14) Defragmented your hard drive.  Windows computers need to be “defragmented” regularly – about once a week.  When Windows writes files and data to the hard drive, it writes them wherever there is free space immediately available.  The result is that parts of different files and programs are literally scattered throughout the hard drive, and when Windows needs to access them again it takes longer and longer to do so because the hard drive has to physically scan through many different areas of itself to read those files.  Defragmenting moves all those files back together and close to each other so that the hard drive doesn’t have to move around as much next time the files are accessed.

15) Deactivated several “startup services” that you probably don’t need.  To see what I deactivated, open CCleaner and go to “Tools” then “Startup”.  The deactivated services appear in light grey and can be reactivated if you need them.  Just reboot the computer once you’ve made changes.


1) You can get a replacement battery for your computer here:

2) Web pages and pop-up windows that tell you that your computer is infected are trying to trick you into downloading malware.  You already have all the malware protection you need.  If Avast or Spybot ever tell you that you have malware, then you actually do.  If you are unsure, just use Avast and then Spybot to run a scan of your computer.

3) You can scan files you’ve downloaded with Avast and Spybot.  Just right-click on the file, and choose “Scan…” with the Avast icon next to it or “Scan using Spybot-Search&Destroy”.  This will let you know right away if the file you’ve downloaded contains malware.

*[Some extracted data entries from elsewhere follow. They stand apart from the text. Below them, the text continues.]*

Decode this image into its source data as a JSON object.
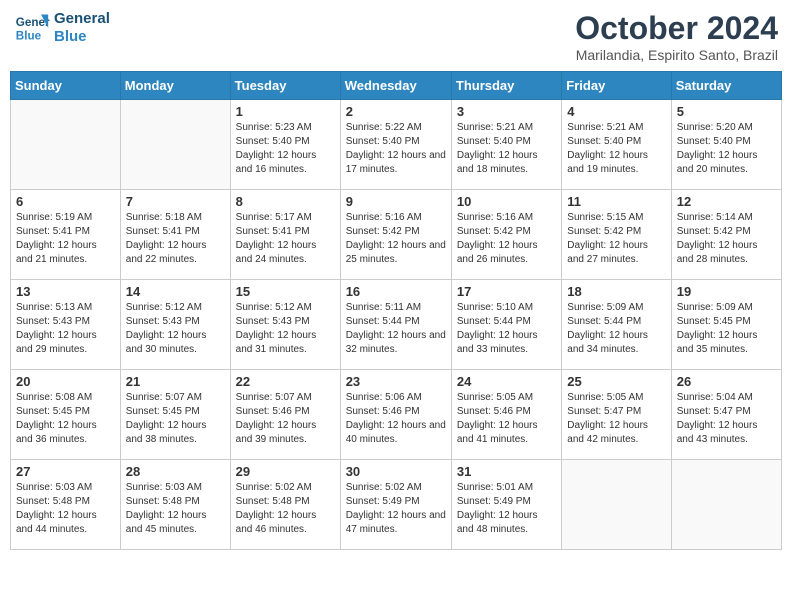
{
  "header": {
    "logo_line1": "General",
    "logo_line2": "Blue",
    "month": "October 2024",
    "location": "Marilandia, Espirito Santo, Brazil"
  },
  "weekdays": [
    "Sunday",
    "Monday",
    "Tuesday",
    "Wednesday",
    "Thursday",
    "Friday",
    "Saturday"
  ],
  "weeks": [
    [
      {
        "day": "",
        "info": ""
      },
      {
        "day": "",
        "info": ""
      },
      {
        "day": "1",
        "info": "Sunrise: 5:23 AM\nSunset: 5:40 PM\nDaylight: 12 hours and 16 minutes."
      },
      {
        "day": "2",
        "info": "Sunrise: 5:22 AM\nSunset: 5:40 PM\nDaylight: 12 hours and 17 minutes."
      },
      {
        "day": "3",
        "info": "Sunrise: 5:21 AM\nSunset: 5:40 PM\nDaylight: 12 hours and 18 minutes."
      },
      {
        "day": "4",
        "info": "Sunrise: 5:21 AM\nSunset: 5:40 PM\nDaylight: 12 hours and 19 minutes."
      },
      {
        "day": "5",
        "info": "Sunrise: 5:20 AM\nSunset: 5:40 PM\nDaylight: 12 hours and 20 minutes."
      }
    ],
    [
      {
        "day": "6",
        "info": "Sunrise: 5:19 AM\nSunset: 5:41 PM\nDaylight: 12 hours and 21 minutes."
      },
      {
        "day": "7",
        "info": "Sunrise: 5:18 AM\nSunset: 5:41 PM\nDaylight: 12 hours and 22 minutes."
      },
      {
        "day": "8",
        "info": "Sunrise: 5:17 AM\nSunset: 5:41 PM\nDaylight: 12 hours and 24 minutes."
      },
      {
        "day": "9",
        "info": "Sunrise: 5:16 AM\nSunset: 5:42 PM\nDaylight: 12 hours and 25 minutes."
      },
      {
        "day": "10",
        "info": "Sunrise: 5:16 AM\nSunset: 5:42 PM\nDaylight: 12 hours and 26 minutes."
      },
      {
        "day": "11",
        "info": "Sunrise: 5:15 AM\nSunset: 5:42 PM\nDaylight: 12 hours and 27 minutes."
      },
      {
        "day": "12",
        "info": "Sunrise: 5:14 AM\nSunset: 5:42 PM\nDaylight: 12 hours and 28 minutes."
      }
    ],
    [
      {
        "day": "13",
        "info": "Sunrise: 5:13 AM\nSunset: 5:43 PM\nDaylight: 12 hours and 29 minutes."
      },
      {
        "day": "14",
        "info": "Sunrise: 5:12 AM\nSunset: 5:43 PM\nDaylight: 12 hours and 30 minutes."
      },
      {
        "day": "15",
        "info": "Sunrise: 5:12 AM\nSunset: 5:43 PM\nDaylight: 12 hours and 31 minutes."
      },
      {
        "day": "16",
        "info": "Sunrise: 5:11 AM\nSunset: 5:44 PM\nDaylight: 12 hours and 32 minutes."
      },
      {
        "day": "17",
        "info": "Sunrise: 5:10 AM\nSunset: 5:44 PM\nDaylight: 12 hours and 33 minutes."
      },
      {
        "day": "18",
        "info": "Sunrise: 5:09 AM\nSunset: 5:44 PM\nDaylight: 12 hours and 34 minutes."
      },
      {
        "day": "19",
        "info": "Sunrise: 5:09 AM\nSunset: 5:45 PM\nDaylight: 12 hours and 35 minutes."
      }
    ],
    [
      {
        "day": "20",
        "info": "Sunrise: 5:08 AM\nSunset: 5:45 PM\nDaylight: 12 hours and 36 minutes."
      },
      {
        "day": "21",
        "info": "Sunrise: 5:07 AM\nSunset: 5:45 PM\nDaylight: 12 hours and 38 minutes."
      },
      {
        "day": "22",
        "info": "Sunrise: 5:07 AM\nSunset: 5:46 PM\nDaylight: 12 hours and 39 minutes."
      },
      {
        "day": "23",
        "info": "Sunrise: 5:06 AM\nSunset: 5:46 PM\nDaylight: 12 hours and 40 minutes."
      },
      {
        "day": "24",
        "info": "Sunrise: 5:05 AM\nSunset: 5:46 PM\nDaylight: 12 hours and 41 minutes."
      },
      {
        "day": "25",
        "info": "Sunrise: 5:05 AM\nSunset: 5:47 PM\nDaylight: 12 hours and 42 minutes."
      },
      {
        "day": "26",
        "info": "Sunrise: 5:04 AM\nSunset: 5:47 PM\nDaylight: 12 hours and 43 minutes."
      }
    ],
    [
      {
        "day": "27",
        "info": "Sunrise: 5:03 AM\nSunset: 5:48 PM\nDaylight: 12 hours and 44 minutes."
      },
      {
        "day": "28",
        "info": "Sunrise: 5:03 AM\nSunset: 5:48 PM\nDaylight: 12 hours and 45 minutes."
      },
      {
        "day": "29",
        "info": "Sunrise: 5:02 AM\nSunset: 5:48 PM\nDaylight: 12 hours and 46 minutes."
      },
      {
        "day": "30",
        "info": "Sunrise: 5:02 AM\nSunset: 5:49 PM\nDaylight: 12 hours and 47 minutes."
      },
      {
        "day": "31",
        "info": "Sunrise: 5:01 AM\nSunset: 5:49 PM\nDaylight: 12 hours and 48 minutes."
      },
      {
        "day": "",
        "info": ""
      },
      {
        "day": "",
        "info": ""
      }
    ]
  ]
}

4) You will never need to “upgrade” Avast, Spybot or ZoneAlarm.  Upgrading will get you more features, but the programs will no longer be free to use.  You can use them as long as you like for free if you don’t upgrade.  That’s not to be confused with “updating”, which you will need to do from time to time.

And that’s that… for Vista.


I feel so dirty now that I’ve had to use Vista… and I’ve even had to use RegEdit in vista… and delve into the task scheduler!  The dirt won’t come off!!!

Now, needless to say, or perhaps needful, that computer boots and runs Vista WAY faster than it did before.  And CCleaner was what made the biggest difference, bigger even than making all the malware go away.  And speaking of the malware on this thing… I had some trouble finding the “schedule a boot scan” option in Avast until I asked Uncle Furry for help.  So, thanks again, Uncle Furry!

The boot scan found two more pieces of malware, trojans that had infected Java.  Yikes.  Ask Uncle Furry about his experience in removing malware from a Vista computer, which by coincidence he was doing at the very same time I was doing this one.  He’s got horror stories to tell, for sure.

And this post is getting quite long, complicated and unwieldy, just like Windows!  So I will end this post, and regale you with tales from the Vista side some other time!